The U.S. and EU have a fundamentally different approach to privacy law. Generally, the 28 EU member states view privacy as a fundamental human right and legislate access to their citizen’s data with that philosophy. The EU model, even prior to the GDPR, employs a comprehensive approach to privacy law. This generally means that they have one law that covers the collection of all information and data about EU citizens. In essence, the cornerstone of EU privacy law is that when it comes to the collection, use and sharing of personal information, nothing can happen absent the notice and consent of the individual subject of that information.

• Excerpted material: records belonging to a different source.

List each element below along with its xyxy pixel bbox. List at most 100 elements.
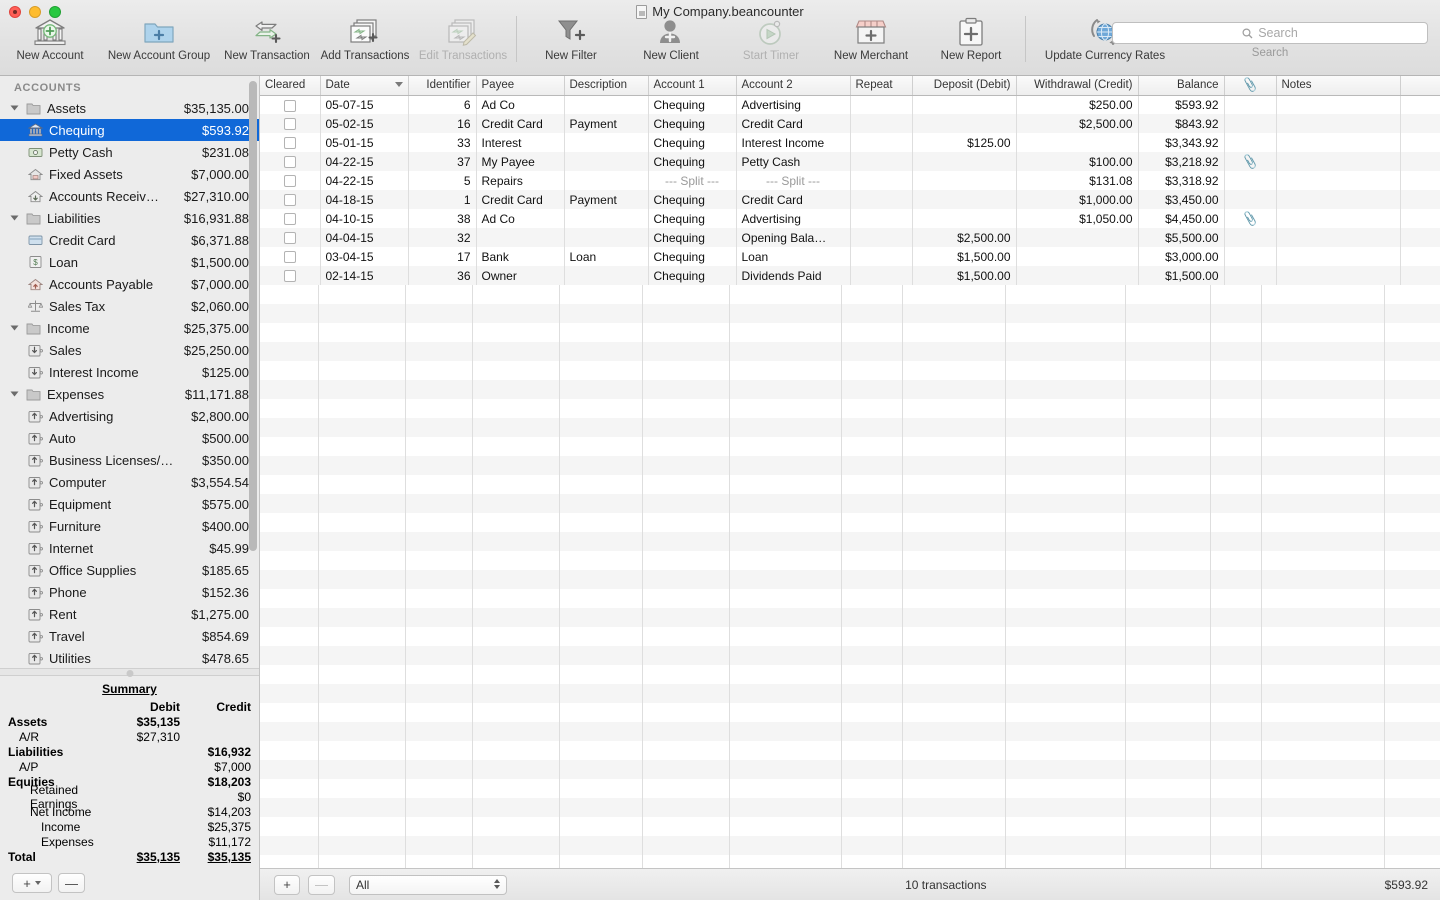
cell-cleared[interactable] — [260, 228, 321, 247]
cleared-checkbox[interactable] — [283, 137, 296, 150]
account-row-expenses[interactable]: Expenses $11,171.88 — [0, 383, 259, 405]
cleared-checkbox[interactable] — [283, 99, 296, 112]
table-row[interactable]: 05-07-15 6 Ad Co Chequing Advertising $250.00… — [260, 95, 1440, 114]
cell-description[interactable] — [564, 152, 649, 171]
cell-description[interactable]: Loan — [564, 247, 649, 266]
accounts-scroll-area[interactable]: ACCOUNTS Assets $35,135.00 Chequing $593… — [0, 76, 259, 668]
cell-notes[interactable] — [1276, 190, 1401, 209]
column-header-account2[interactable]: Account 2 — [736, 76, 851, 96]
cell-date[interactable]: 03-04-15 — [320, 247, 409, 266]
splitter-handle-icon[interactable] — [126, 670, 133, 677]
toolbar-button-new-transaction[interactable]: New Transaction — [218, 16, 316, 62]
cell-balance[interactable]: $3,218.92 — [1138, 152, 1225, 171]
account-row-accounts-receiv-[interactable]: Accounts Receiv… $27,310.00 — [0, 185, 259, 207]
cell-cleared[interactable] — [260, 247, 321, 266]
table-row[interactable]: 04-22-15 5 Repairs --- Split --- --- Split -… — [260, 171, 1440, 190]
cell-deposit[interactable] — [912, 95, 1017, 114]
account-row-advertising[interactable]: Advertising $2,800.00 — [0, 405, 259, 427]
account-row-assets[interactable]: Assets $35,135.00 — [0, 97, 259, 119]
cell-balance[interactable]: $5,500.00 — [1138, 228, 1225, 247]
cell-extra[interactable] — [1400, 152, 1440, 171]
disclosure-triangle-icon[interactable] — [6, 104, 22, 112]
disclosure-triangle-icon[interactable] — [6, 324, 22, 332]
cell-account2[interactable]: Interest Income — [736, 133, 851, 152]
account-row-rent[interactable]: Rent $1,275.00 — [0, 603, 259, 625]
account-row-utilities[interactable]: Utilities $478.65 — [0, 647, 259, 668]
cell-account2[interactable]: Petty Cash — [736, 152, 851, 171]
cleared-checkbox[interactable] — [283, 118, 296, 131]
account-row-phone[interactable]: Phone $152.36 — [0, 581, 259, 603]
account-row-credit-card[interactable]: Credit Card $6,371.88 — [0, 229, 259, 251]
cell-identifier[interactable]: 17 — [408, 247, 477, 266]
column-header-balance[interactable]: Balance — [1138, 76, 1225, 96]
column-header-attachment[interactable]: 📎 — [1224, 76, 1277, 96]
toolbar-button-new-merchant[interactable]: New Merchant — [821, 16, 921, 62]
account-row-accounts-payable[interactable]: Accounts Payable $7,000.00 — [0, 273, 259, 295]
cell-deposit[interactable]: $2,500.00 — [912, 228, 1017, 247]
cell-cleared[interactable] — [260, 209, 321, 228]
cell-repeat[interactable] — [850, 95, 913, 114]
cell-repeat[interactable] — [850, 114, 913, 133]
cell-payee[interactable]: Repairs — [476, 171, 565, 190]
cell-date[interactable]: 04-22-15 — [320, 171, 409, 190]
cell-extra[interactable] — [1400, 247, 1440, 266]
cell-account1[interactable]: Chequing — [648, 95, 737, 114]
cell-description[interactable]: Payment — [564, 114, 649, 133]
cell-account1[interactable]: Chequing — [648, 114, 737, 133]
cell-deposit[interactable] — [912, 190, 1017, 209]
account-row-travel[interactable]: Travel $854.69 — [0, 625, 259, 647]
cell-cleared[interactable] — [260, 133, 321, 152]
account-row-liabilities[interactable]: Liabilities $16,931.88 — [0, 207, 259, 229]
cell-identifier[interactable]: 38 — [408, 209, 477, 228]
cell-attachment[interactable]: 📎 — [1224, 152, 1277, 171]
cell-date[interactable]: 02-14-15 — [320, 266, 409, 285]
account-row-internet[interactable]: Internet $45.99 — [0, 537, 259, 559]
toolbar-button-new-account-group[interactable]: New Account Group — [100, 16, 218, 62]
cell-notes[interactable] — [1276, 152, 1401, 171]
column-header-date[interactable]: Date — [320, 76, 409, 96]
cell-identifier[interactable]: 1 — [408, 190, 477, 209]
cell-account2[interactable]: Loan — [736, 247, 851, 266]
cell-notes[interactable] — [1276, 228, 1401, 247]
toolbar-button-add-transactions[interactable]: Add Transactions — [316, 16, 414, 62]
table-row[interactable]: 04-22-15 37 My Payee Chequing Petty Cash $100… — [260, 152, 1440, 171]
account-row-income[interactable]: Income $25,375.00 — [0, 317, 259, 339]
account-row-furniture[interactable]: Furniture $400.00 — [0, 515, 259, 537]
cell-repeat[interactable] — [850, 190, 913, 209]
cleared-checkbox[interactable] — [283, 232, 296, 245]
cell-account2[interactable]: --- Split --- — [736, 171, 851, 190]
cell-repeat[interactable] — [850, 171, 913, 190]
cleared-checkbox[interactable] — [283, 194, 296, 207]
cell-deposit[interactable] — [912, 114, 1017, 133]
cell-account1[interactable]: --- Split --- — [648, 171, 737, 190]
cell-cleared[interactable] — [260, 190, 321, 209]
cell-description[interactable] — [564, 266, 649, 285]
cleared-checkbox[interactable] — [283, 213, 296, 226]
column-header-deposit[interactable]: Deposit (Debit) — [912, 76, 1017, 96]
cell-extra[interactable] — [1400, 209, 1440, 228]
account-row-loan[interactable]: $ Loan $1,500.00 — [0, 251, 259, 273]
column-header-repeat[interactable]: Repeat — [850, 76, 913, 96]
cell-payee[interactable]: Interest — [476, 133, 565, 152]
account-row-petty-cash[interactable]: Petty Cash $231.08 — [0, 141, 259, 163]
column-header-description[interactable]: Description — [564, 76, 649, 96]
cell-date[interactable]: 04-04-15 — [320, 228, 409, 247]
cell-account1[interactable]: Chequing — [648, 133, 737, 152]
cell-identifier[interactable]: 5 — [408, 171, 477, 190]
disclosure-triangle-icon[interactable] — [6, 390, 22, 398]
sidebar-splitter[interactable] — [0, 668, 259, 677]
table-row[interactable]: 05-01-15 33 Interest Chequing Interest Incom… — [260, 133, 1440, 152]
cell-deposit[interactable] — [912, 209, 1017, 228]
cell-extra[interactable] — [1400, 266, 1440, 285]
cell-date[interactable]: 05-01-15 — [320, 133, 409, 152]
cell-date[interactable]: 05-07-15 — [320, 95, 409, 114]
cell-repeat[interactable] — [850, 228, 913, 247]
cell-date[interactable]: 04-18-15 — [320, 190, 409, 209]
cell-notes[interactable] — [1276, 247, 1401, 266]
cell-account2[interactable]: Opening Bala… — [736, 228, 851, 247]
cell-repeat[interactable] — [850, 152, 913, 171]
cell-identifier[interactable]: 16 — [408, 114, 477, 133]
cell-withdrawal[interactable] — [1016, 228, 1139, 247]
cell-cleared[interactable] — [260, 114, 321, 133]
cell-account1[interactable]: Chequing — [648, 247, 737, 266]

By contrast, the U.S. does not legislate with the understanding that privacy is a fundamental human right. The word “privacy” doesn’t even appear in its Constitution. Generally, it has been argued that the U.S. does not view privacy rights in the same context as the EU, due in part to its history and commitment to First Amendment protection. Rather than create fundamental overarching privacy regulations, the U.S. tends to create privacy laws when a need for them arises. When it comes to regulating and protecting individual privacy in business, the U.S. follows uses a sectoral approach. Under this approach, regulations concerning information about U.S. citizens are often based on the category into which the information falls. For example, health information is regulated under HIPAA, financial information is regulated under GLBA and FCRA, and marketing can be regulated under the TCPA, TSR, and CAN-SPAM regulations.
In practice, having two different philosophies and regulatory models can be difficult to navigate for a U.S. company. The differing approaches can create new and challenging problems that must be solved. Under the U.S. sectoral approach, companies can be generally certain with what regulations they must comply. Since the EU model covers all categories of data, companies that may not be used to operating under strict regulations will now have to adopt and develop new policies, procedures and compliance mechanisms. “GDPR brings its own challenges to U.S. companies, especially those that do not operate in regulated areas, says Scot Ganow, Senior Counsel at Taft. “While companies do need to understand the specific requirements of a law, including the GDPR, we often encourage our clients to think more holistically about privacy and seek to protect personal information period–regardless of how it is regulated. Adopting such a broad approach and implementing best practices across the board will better server companies to adjust as the law continues to change in the face of continued threats to privacy and security.”
Another key difference is transferring data across borders. The GDPR has regulations concerning how and if data about EU citizens can be transferred outside their member states’ borders. Essentially, in order to be allowed to transfer data to a country that is not subject to the GDPR, the sending entity must ensure that receiving country has been deemed to have equal or better data protection laws in place. Only a handful of non-EU countries currently meet that criteria. You may (or may not) be surprised to learn that the U.S. is not one of them. This can be a complicating factor for many companies in today’s digital environment. Transporting information across borders is now as easy as clicking a mouse, but the consequences of transferring that data without complying with the law can be devastating. As we mentioned in our previous post, the fines for a violation can be as much as 4% of worldwide annual revenue.
U.S. companies have to understand what personal information they collect and use from E.U. citizens, whether they are employees or customers. Furthermore, companies have to ensure they have a compliance program to satisfy the requirement to properly and safely transfer such personal information to the U.S. In future posts, we will discuss the GDPR’s requirements, enforcement mechanisms and how companies can develop those compliance programs.